Hipertensión arterial /
El desafío silencioso que afecta más de un tercio de los uruguayos
La hipertensión arterial continúa siendo uno de los principales problemas de salud pública en Uruguay. Según la Encuesta Nacional de Factores de Riesgo del Ministerio de Salud Pública (2013), más del 36% de los uruguayos mayores de 15 años padece esta enfermedad. Sin embargo, solo una tercera parte de quienes la presentan lo sabe y se encuentra en tratamiento, lo que evidencia un importante desafío en materia de diagnóstico precoz.
El principal factor de riesgo cardiovascular
La hipertensión arterial (HTA) es el factor de riesgo más relevante para el desarrollo de enfermedades cardiovasculares, que afectan órganos vitales como el corazón, el cerebro y los riñones. Se trata de una condición crónica que se caracteriza por la elevación sostenida de la presión arterial por encima de los valores normales. Debido a que habitualmente no presenta síntomas, es conocida como el “asesino silencioso”.

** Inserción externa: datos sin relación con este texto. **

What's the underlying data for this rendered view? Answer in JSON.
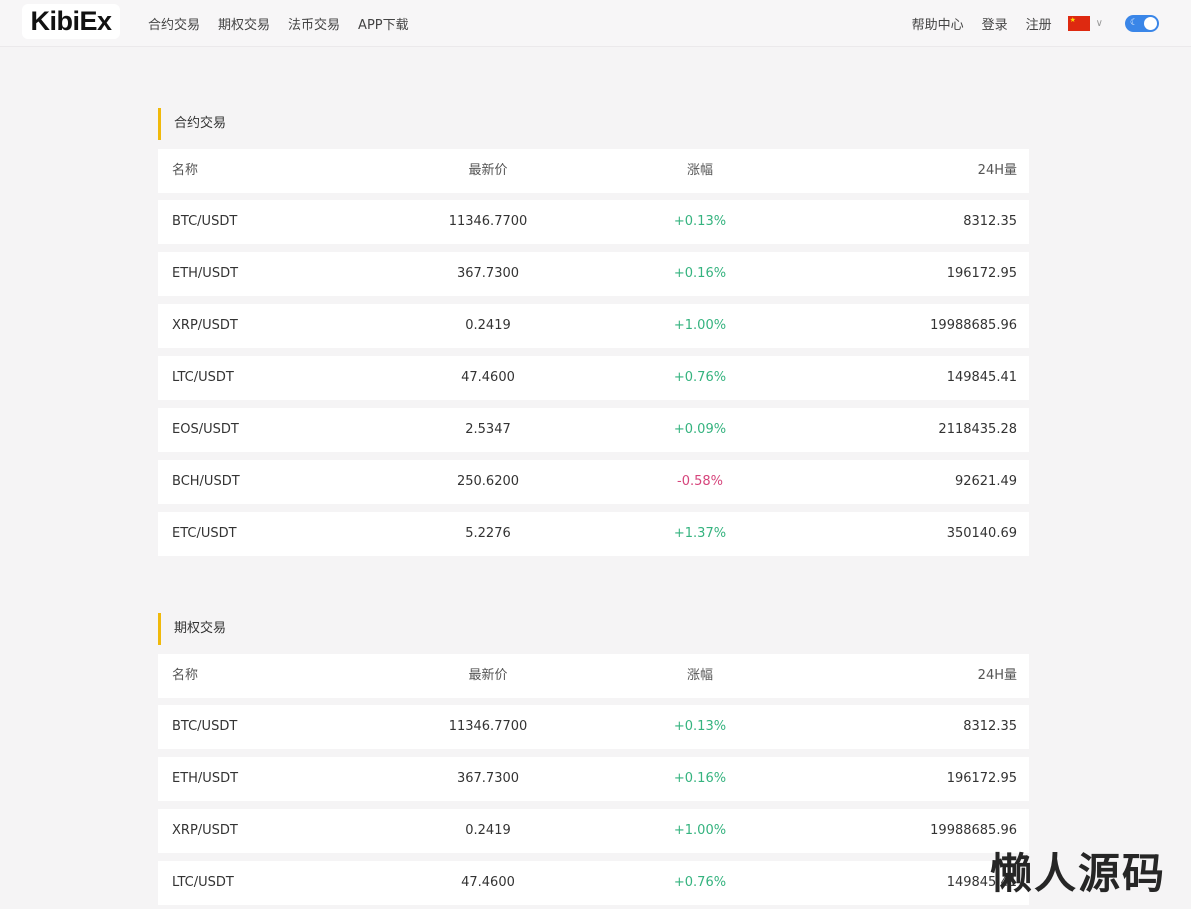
{
  "header": {
    "logo": "KibiEx",
    "nav": [
      "合约交易",
      "期权交易",
      "法币交易",
      "APP下载"
    ],
    "help": "帮助中心",
    "login": "登录",
    "register": "注册",
    "language_icon": "china-flag-icon",
    "theme_toggle": "on"
  },
  "sections": [
    {
      "title": "合约交易",
      "columns": {
        "name": "名称",
        "price": "最新价",
        "change": "涨幅",
        "volume": "24H量"
      },
      "rows": [
        {
          "name": "BTC/USDT",
          "price": "11346.7700",
          "change": "+0.13%",
          "volume": "8312.35",
          "direction": "up"
        },
        {
          "name": "ETH/USDT",
          "price": "367.7300",
          "change": "+0.16%",
          "volume": "196172.95",
          "direction": "up"
        },
        {
          "name": "XRP/USDT",
          "price": "0.2419",
          "change": "+1.00%",
          "volume": "19988685.96",
          "direction": "up"
        },
        {
          "name": "LTC/USDT",
          "price": "47.4600",
          "change": "+0.76%",
          "volume": "149845.41",
          "direction": "up"
        },
        {
          "name": "EOS/USDT",
          "price": "2.5347",
          "change": "+0.09%",
          "volume": "2118435.28",
          "direction": "up"
        },
        {
          "name": "BCH/USDT",
          "price": "250.6200",
          "change": "-0.58%",
          "volume": "92621.49",
          "direction": "down"
        },
        {
          "name": "ETC/USDT",
          "price": "5.2276",
          "change": "+1.37%",
          "volume": "350140.69",
          "direction": "up"
        }
      ]
    },
    {
      "title": "期权交易",
      "columns": {
        "name": "名称",
        "price": "最新价",
        "change": "涨幅",
        "volume": "24H量"
      },
      "rows": [
        {
          "name": "BTC/USDT",
          "price": "11346.7700",
          "change": "+0.13%",
          "volume": "8312.35",
          "direction": "up"
        },
        {
          "name": "ETH/USDT",
          "price": "367.7300",
          "change": "+0.16%",
          "volume": "196172.95",
          "direction": "up"
        },
        {
          "name": "XRP/USDT",
          "price": "0.2419",
          "change": "+1.00%",
          "volume": "19988685.96",
          "direction": "up"
        },
        {
          "name": "LTC/USDT",
          "price": "47.4600",
          "change": "+0.76%",
          "volume": "149845.41",
          "direction": "up"
        }
      ]
    }
  ],
  "colors": {
    "accent": "#f0b90b",
    "up": "#35b37f",
    "down": "#d6457c",
    "toggle": "#3a86e8"
  },
  "watermark": "懒人源码"
}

En Uruguay, especialmente en la población de entre 25 y 64 años, se ha observado un aumento sostenido de su prevalencia, lo que refuerza la necesidad de fortalecer las estrategias de prevención y control.
Prevención y control, una prioridad sanitaria
Las acciones orientadas a la detección temprana, el tratamiento y el control adecuado de la hipertensión forman parte de los Objetivos Sanitarios 2020 impulsados por el Ministerio de Salud Pública. En esta línea, la Comisión Honoraria para la Salud Cardiovascular promueve una serie de recomendaciones clave para la población.
Entre ellas se destaca la importancia de conocer regularmente los valores de presión arterial, reducir el consumo de sal —especialmente en alimentos procesados—, incorporar al menos cinco porciones diarias de frutas y verduras, evitar el consumo de alcohol y tabaco, y mantener un peso saludable.
Hábitos saludables que hacen la diferencia
La adopción de un estilo de vida activo es fundamental para prevenir esta enfermedad. Actividades como caminar, nadar o andar en bicicleta ayudan a reducir el riesgo, al igual que evitar el sedentarismo.